The Slow-Down phase kicks in at around age 70. Once you’ve completed your bucket list, you’ll likely settle down into a daily routine and spend less on travel and eating out. In your 70s, you may start dealing with chronic health issues that send you to the doctor more often. And you may find yourself paying higher out-of-pocket deductibles as inflation continues to drive up the cost of health care.    

By the time you enter this stage, you’ve started receiving Social Security. By age 73, you must begin taking Required Minimum Distributions (RMDs) from your TSP. Combined with your monthly FERS pension, you may end up in a higher income tax bracket. This is why tax-planning for a long retirement is a crucial component of your overall plan.  
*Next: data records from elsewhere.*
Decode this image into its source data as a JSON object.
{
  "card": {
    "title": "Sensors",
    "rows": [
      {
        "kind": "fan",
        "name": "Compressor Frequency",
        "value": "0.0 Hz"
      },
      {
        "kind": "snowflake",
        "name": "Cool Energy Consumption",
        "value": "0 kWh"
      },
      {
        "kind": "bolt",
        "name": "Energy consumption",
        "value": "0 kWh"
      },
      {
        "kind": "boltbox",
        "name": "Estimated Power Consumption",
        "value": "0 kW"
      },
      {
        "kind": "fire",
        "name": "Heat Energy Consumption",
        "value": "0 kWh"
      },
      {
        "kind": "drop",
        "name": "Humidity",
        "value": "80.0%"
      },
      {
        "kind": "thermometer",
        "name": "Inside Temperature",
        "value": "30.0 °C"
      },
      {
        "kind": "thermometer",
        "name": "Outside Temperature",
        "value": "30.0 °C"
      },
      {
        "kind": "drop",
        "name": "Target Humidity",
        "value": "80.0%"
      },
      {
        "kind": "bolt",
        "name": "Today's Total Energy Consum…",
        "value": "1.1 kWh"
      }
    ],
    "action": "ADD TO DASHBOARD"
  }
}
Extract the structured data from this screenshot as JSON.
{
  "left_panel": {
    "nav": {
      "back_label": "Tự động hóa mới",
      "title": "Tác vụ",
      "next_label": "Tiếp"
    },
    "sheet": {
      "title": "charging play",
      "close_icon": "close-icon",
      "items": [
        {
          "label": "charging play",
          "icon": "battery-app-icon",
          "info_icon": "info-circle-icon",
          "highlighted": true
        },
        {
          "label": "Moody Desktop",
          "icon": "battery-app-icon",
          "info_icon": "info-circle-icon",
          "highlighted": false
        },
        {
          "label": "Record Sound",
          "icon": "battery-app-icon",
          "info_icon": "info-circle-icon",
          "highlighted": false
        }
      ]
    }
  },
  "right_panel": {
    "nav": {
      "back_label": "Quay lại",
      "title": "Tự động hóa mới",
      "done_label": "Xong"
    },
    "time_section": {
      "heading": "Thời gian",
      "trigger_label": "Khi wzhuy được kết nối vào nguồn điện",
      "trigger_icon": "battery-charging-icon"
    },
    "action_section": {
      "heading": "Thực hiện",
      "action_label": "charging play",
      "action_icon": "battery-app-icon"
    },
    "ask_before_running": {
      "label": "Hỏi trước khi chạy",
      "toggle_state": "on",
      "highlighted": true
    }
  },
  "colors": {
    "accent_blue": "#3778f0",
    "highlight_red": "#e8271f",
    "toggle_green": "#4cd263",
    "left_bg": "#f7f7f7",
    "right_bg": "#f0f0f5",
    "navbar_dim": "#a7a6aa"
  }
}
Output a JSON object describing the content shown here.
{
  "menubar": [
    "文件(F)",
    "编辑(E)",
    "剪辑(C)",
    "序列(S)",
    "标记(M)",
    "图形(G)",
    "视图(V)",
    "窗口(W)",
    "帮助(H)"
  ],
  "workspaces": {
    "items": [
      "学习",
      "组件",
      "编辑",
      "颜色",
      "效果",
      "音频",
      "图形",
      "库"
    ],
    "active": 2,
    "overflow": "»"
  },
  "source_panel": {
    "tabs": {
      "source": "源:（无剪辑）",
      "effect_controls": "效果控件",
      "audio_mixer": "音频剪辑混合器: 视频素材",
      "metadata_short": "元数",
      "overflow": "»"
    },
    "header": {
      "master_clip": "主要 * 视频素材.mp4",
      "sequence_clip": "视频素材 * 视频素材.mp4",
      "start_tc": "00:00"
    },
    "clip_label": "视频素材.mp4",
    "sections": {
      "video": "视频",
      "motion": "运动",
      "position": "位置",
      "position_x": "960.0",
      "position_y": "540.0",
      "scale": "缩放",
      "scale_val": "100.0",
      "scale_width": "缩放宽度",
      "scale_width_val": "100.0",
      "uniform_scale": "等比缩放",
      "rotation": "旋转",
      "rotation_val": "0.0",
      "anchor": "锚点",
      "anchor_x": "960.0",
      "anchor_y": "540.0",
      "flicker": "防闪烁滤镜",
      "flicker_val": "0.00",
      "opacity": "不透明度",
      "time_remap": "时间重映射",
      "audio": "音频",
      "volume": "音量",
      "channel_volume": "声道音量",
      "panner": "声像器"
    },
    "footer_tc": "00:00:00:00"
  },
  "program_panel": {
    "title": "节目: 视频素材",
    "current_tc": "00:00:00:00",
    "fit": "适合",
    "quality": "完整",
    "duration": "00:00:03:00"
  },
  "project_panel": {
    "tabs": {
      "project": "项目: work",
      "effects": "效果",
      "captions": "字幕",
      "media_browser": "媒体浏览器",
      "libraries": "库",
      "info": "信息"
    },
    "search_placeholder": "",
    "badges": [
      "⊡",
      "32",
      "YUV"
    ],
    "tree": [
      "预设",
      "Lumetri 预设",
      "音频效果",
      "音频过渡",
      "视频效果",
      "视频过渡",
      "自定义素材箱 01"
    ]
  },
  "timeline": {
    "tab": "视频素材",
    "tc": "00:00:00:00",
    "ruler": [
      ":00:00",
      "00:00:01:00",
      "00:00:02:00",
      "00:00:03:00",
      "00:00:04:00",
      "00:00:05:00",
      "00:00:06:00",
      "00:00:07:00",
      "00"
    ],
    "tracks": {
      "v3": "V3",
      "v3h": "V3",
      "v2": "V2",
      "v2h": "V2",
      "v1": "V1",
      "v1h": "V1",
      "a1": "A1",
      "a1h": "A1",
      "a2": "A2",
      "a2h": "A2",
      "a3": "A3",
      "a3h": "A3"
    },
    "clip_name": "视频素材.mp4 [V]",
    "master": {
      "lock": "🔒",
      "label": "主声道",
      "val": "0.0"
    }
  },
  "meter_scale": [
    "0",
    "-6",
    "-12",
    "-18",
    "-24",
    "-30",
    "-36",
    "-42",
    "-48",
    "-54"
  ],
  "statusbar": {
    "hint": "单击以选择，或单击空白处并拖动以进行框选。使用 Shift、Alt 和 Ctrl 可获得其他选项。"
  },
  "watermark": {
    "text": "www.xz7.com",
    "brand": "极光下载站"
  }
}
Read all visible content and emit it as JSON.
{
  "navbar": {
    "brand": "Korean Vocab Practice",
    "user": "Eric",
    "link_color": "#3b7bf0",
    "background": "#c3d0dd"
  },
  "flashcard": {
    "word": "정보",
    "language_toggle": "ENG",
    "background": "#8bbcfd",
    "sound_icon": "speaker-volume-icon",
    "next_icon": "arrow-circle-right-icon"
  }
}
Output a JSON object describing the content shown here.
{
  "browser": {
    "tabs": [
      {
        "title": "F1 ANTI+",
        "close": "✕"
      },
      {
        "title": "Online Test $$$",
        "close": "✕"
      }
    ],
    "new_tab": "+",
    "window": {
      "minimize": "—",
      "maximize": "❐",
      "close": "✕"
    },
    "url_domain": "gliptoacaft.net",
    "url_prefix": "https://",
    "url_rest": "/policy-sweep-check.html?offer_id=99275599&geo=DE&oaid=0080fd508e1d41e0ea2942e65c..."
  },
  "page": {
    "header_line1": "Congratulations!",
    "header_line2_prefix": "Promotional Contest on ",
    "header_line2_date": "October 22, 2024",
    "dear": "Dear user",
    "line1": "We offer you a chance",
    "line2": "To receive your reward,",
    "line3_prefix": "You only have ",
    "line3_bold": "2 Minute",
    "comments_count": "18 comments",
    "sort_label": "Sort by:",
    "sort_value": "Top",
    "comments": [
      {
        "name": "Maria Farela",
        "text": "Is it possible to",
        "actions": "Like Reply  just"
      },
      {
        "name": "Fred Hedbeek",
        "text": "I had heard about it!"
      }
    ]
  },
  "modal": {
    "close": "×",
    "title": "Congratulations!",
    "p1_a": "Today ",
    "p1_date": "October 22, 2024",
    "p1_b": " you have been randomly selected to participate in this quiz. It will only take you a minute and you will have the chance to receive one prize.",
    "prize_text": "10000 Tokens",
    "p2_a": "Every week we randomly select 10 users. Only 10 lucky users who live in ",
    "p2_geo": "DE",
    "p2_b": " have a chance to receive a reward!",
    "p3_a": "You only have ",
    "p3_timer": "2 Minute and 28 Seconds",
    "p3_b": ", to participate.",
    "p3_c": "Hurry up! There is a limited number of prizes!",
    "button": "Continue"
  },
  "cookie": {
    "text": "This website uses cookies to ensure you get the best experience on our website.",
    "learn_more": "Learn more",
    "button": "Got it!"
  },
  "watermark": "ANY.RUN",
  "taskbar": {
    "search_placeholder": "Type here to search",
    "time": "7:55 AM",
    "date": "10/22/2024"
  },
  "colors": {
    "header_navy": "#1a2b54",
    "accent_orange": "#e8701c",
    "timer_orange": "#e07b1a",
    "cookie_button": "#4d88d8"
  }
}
The Late Retirement Stage  

Often called the twilight years, more serious age-related health issues become a harsh reality around your 80th birthday. If you’re unable to handle your day-to-day needs like dressing and bathing, you may need long-term care in a nursing facility. Keep in mind that non-medical, custodial care is not covered by FEHB or Medicare. If you haven’t purchased Long-Term Care (LTC) Insurance, or an annuity with an LTC rider, the out-of-pocket cost can wipe out your TSP nest egg.     

Another consideration is being hit with a health crisis that leaves you incapacitated and unable to make your own decisions. A good retirement plan includes a healthcare directive and other crucial estate-planning documents to help protect your legacy.